Depuis près de dix ans, l’acteur Vincent Macaigne est l’un des visages, à l’allure aussi dépressive que pleine de fantaisie, en vogue du cinéma français d’auteur (et pas que). De son rôle d’homme égaré, séparé de ses enfants dans la Bataille de Solférino (2013), le premier film de Justine Triet, à celui de figurant de cinéma éperdument amoureux dans le film Les deux amis (2015) de Louis Garrel, le physique atypique du Parisien, aujourd’hui âgé de 44 ans, ne semble plus quitter les écrans. Un scénario auquel l’acteur ne se pensait pourtant pas destiné lorsqu’il squattait encore les cours de théâtre d’un lycée de Troyes.
Vincent Macaigne, acteur incontournable du cinéma français
Pourtant, Vincent Macaigne, n’a eu de cesse de monter sur les planches depuis son adolescence, et encore plus depuis sa sortie du Conservatoire national d’art dramatique en 2002. S’il était pressenti pour recevoir le César du meilleur acteur en 2022 (pour le film Médecin de nuit d’Élie Wajeman), Vincent Macaigne mène aussi, en dehors de sa carrière d’acteur, celle de metteur en scène au théâtre. Une casquette qui semble lui réussir si l’on en croit l’accueil critique enthousiaste de sa pièce Au moins j’aurais laissé un beau cadavre, présenté lors du Festival d’Avignon en 2011.

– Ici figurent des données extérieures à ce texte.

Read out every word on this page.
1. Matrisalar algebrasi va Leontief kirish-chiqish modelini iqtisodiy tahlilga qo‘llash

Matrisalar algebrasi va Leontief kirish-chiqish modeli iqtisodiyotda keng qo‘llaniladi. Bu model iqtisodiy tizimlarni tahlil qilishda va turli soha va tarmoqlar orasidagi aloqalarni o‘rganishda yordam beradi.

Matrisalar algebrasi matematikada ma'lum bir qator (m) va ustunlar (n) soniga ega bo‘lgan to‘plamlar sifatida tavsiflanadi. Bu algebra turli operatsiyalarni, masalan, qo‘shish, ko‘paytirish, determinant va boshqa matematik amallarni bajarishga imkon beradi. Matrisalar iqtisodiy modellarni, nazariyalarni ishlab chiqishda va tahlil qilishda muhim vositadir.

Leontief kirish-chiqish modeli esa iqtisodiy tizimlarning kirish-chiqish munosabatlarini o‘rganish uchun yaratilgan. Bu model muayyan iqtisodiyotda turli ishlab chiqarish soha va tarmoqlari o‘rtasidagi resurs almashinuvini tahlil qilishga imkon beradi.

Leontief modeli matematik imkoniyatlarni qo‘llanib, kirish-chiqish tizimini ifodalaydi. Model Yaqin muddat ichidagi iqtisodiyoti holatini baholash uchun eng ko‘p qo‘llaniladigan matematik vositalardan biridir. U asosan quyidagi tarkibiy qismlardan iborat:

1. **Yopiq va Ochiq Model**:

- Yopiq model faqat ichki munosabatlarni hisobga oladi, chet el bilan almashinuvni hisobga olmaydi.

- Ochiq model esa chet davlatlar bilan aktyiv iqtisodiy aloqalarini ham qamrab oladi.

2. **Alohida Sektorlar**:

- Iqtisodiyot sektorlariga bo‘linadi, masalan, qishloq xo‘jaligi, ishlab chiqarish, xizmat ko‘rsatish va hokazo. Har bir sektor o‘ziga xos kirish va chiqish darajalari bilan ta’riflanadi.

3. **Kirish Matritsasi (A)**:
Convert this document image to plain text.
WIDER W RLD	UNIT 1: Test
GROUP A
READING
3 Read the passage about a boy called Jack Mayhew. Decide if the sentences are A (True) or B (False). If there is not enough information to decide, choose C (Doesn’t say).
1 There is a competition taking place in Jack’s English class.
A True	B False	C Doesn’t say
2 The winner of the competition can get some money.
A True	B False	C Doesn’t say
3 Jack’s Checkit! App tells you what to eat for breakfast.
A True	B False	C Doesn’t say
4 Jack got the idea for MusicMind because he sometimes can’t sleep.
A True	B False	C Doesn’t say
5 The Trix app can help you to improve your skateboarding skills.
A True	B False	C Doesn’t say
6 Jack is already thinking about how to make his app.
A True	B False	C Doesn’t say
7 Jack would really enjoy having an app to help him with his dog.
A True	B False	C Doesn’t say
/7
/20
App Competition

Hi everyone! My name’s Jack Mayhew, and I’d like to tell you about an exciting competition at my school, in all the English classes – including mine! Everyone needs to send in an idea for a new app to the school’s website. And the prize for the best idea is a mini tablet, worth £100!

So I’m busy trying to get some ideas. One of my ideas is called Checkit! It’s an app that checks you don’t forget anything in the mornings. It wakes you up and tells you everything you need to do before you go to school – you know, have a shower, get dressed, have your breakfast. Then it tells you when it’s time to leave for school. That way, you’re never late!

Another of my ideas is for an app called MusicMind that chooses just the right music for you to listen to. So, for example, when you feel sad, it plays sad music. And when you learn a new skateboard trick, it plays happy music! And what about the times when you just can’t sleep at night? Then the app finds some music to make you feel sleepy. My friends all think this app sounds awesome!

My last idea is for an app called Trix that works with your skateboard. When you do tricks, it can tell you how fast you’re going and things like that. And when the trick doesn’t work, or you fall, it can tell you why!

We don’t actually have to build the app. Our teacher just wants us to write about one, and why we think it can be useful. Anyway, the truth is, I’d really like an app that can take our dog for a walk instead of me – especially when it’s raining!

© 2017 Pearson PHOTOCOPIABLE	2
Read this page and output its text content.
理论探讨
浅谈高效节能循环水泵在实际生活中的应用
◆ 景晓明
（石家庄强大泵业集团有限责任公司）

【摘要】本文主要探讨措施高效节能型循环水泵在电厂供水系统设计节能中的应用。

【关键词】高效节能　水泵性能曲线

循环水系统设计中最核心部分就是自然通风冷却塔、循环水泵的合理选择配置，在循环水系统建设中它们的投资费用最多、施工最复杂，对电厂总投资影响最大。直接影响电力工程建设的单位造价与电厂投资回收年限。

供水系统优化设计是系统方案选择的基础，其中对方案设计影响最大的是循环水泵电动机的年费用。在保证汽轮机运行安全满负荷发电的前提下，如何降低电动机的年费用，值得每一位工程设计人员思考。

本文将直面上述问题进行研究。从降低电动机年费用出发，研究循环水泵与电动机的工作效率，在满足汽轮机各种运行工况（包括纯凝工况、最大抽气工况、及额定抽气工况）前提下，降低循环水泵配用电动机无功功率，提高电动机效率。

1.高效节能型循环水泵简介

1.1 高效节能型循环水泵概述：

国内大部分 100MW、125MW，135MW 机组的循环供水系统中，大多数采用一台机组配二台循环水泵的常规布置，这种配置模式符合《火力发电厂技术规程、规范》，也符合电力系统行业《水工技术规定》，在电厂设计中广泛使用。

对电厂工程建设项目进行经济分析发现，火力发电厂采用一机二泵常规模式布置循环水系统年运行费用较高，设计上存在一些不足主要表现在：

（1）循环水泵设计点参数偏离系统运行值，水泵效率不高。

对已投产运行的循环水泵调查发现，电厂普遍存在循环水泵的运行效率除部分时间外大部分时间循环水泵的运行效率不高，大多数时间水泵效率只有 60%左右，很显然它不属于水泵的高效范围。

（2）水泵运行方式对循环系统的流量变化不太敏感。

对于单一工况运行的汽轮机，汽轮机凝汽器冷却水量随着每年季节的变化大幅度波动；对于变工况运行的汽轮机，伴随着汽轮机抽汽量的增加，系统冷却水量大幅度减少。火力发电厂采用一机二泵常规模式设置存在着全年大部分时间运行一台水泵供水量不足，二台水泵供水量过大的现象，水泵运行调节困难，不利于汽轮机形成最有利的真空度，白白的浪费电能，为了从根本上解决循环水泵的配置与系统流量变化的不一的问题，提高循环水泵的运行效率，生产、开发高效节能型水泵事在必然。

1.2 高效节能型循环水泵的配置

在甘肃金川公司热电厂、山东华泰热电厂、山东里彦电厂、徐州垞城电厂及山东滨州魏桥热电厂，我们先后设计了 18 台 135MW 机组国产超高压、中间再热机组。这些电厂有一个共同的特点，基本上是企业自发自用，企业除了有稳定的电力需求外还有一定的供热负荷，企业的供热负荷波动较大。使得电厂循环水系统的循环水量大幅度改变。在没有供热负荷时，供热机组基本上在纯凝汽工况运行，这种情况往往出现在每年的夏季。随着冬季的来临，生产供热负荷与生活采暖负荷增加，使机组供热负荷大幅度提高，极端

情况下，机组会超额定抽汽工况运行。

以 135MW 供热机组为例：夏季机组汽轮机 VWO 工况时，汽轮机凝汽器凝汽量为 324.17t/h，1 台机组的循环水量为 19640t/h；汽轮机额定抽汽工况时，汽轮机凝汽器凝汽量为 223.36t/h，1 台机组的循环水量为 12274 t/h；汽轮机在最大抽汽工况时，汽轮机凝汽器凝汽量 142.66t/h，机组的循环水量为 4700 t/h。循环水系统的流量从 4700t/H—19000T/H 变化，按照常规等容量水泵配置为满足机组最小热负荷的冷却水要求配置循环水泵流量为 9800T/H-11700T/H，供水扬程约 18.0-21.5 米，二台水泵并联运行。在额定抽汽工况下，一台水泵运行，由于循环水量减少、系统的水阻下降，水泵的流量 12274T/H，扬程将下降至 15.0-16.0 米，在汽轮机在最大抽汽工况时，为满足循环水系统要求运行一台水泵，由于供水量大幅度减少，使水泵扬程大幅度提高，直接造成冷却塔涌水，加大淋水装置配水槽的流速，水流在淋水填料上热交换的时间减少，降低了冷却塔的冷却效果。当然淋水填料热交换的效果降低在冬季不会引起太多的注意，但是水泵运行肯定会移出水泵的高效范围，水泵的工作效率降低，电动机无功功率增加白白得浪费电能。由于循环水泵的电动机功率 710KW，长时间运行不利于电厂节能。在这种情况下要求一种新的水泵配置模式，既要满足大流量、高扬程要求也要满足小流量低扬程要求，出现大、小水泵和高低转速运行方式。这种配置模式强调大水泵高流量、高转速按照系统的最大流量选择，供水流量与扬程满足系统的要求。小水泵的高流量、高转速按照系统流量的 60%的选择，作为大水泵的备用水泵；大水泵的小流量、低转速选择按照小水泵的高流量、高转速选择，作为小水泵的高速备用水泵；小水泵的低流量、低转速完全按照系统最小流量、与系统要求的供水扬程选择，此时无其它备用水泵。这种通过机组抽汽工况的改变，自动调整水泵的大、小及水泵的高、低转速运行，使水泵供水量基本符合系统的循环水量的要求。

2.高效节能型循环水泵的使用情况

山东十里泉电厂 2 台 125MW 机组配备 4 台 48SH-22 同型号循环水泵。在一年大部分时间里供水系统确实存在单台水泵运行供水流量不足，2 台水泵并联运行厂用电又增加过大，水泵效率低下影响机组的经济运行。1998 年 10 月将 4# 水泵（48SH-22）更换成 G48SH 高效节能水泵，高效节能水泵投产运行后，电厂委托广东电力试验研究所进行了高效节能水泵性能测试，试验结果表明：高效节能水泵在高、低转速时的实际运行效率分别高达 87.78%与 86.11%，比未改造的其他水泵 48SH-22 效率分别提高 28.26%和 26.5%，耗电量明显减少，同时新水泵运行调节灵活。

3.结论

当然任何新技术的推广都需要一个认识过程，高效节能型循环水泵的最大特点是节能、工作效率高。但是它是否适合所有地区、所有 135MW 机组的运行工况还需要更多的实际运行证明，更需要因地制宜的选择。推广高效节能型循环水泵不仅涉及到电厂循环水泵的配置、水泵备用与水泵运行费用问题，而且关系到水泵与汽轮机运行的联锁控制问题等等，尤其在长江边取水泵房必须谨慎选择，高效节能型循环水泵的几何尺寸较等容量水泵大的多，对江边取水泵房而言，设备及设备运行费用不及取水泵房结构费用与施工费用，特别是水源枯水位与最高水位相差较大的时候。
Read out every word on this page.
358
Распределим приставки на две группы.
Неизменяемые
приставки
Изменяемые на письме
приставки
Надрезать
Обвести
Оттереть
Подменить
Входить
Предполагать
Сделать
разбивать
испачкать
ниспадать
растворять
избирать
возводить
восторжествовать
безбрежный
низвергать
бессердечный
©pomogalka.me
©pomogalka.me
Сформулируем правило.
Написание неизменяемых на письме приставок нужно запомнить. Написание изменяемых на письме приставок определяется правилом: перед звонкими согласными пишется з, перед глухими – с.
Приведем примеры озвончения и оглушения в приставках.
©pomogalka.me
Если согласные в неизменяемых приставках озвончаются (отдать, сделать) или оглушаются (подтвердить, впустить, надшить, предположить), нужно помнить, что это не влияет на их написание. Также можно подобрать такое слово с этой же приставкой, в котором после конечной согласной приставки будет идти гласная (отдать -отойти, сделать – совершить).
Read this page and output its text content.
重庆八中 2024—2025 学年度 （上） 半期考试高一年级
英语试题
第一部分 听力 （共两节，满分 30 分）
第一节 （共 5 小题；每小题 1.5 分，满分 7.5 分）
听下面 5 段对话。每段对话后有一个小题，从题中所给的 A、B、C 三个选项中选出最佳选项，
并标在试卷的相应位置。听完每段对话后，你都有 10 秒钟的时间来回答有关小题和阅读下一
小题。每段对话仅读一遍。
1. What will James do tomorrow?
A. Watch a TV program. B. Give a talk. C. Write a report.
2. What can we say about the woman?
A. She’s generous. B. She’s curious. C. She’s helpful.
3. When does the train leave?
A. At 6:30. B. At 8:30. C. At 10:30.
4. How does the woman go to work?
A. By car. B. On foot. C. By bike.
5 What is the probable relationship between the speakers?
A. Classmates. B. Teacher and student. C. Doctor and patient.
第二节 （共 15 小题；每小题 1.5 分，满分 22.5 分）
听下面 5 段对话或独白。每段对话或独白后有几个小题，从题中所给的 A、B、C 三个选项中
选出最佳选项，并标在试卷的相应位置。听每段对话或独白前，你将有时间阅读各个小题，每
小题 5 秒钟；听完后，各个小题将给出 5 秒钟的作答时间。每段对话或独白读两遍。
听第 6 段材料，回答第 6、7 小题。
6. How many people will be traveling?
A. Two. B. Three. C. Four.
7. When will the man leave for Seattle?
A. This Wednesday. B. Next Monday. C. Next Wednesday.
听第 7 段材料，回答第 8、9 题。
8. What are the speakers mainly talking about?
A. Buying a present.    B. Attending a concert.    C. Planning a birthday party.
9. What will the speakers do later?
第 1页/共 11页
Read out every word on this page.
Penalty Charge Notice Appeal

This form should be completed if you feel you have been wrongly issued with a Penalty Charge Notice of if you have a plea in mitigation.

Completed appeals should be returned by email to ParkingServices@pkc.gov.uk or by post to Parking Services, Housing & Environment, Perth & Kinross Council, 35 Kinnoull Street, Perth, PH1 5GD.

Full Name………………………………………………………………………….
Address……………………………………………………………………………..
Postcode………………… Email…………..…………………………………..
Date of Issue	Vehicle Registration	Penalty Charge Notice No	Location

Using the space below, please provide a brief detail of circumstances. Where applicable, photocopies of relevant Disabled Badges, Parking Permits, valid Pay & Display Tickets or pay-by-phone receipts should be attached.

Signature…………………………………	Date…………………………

Plus récemment, l’acteur s’est illustré dans le domaine de la comédie “grand public” en apparaissant discrètement dans les séries à succès La Flamme (2020) et Le Flambeau (2022) de Jonathan Cohen. La preuve que Vincent Macaigne, récemment vu dans la série Irma Vep et dans le long-métrage Chronique d’une liaison passagère, est à l’aise dans tous les genres. Ce mercredi 9 août, il démontre encore son talent d’acteur dans le rôle d’Arthur Forestier, un galeriste parisien représentant le peintre fictif Renzo Nervi (brillamment interprété par Bouli Lanners) dans le film Un coup de maître, de Rémi Bezançon.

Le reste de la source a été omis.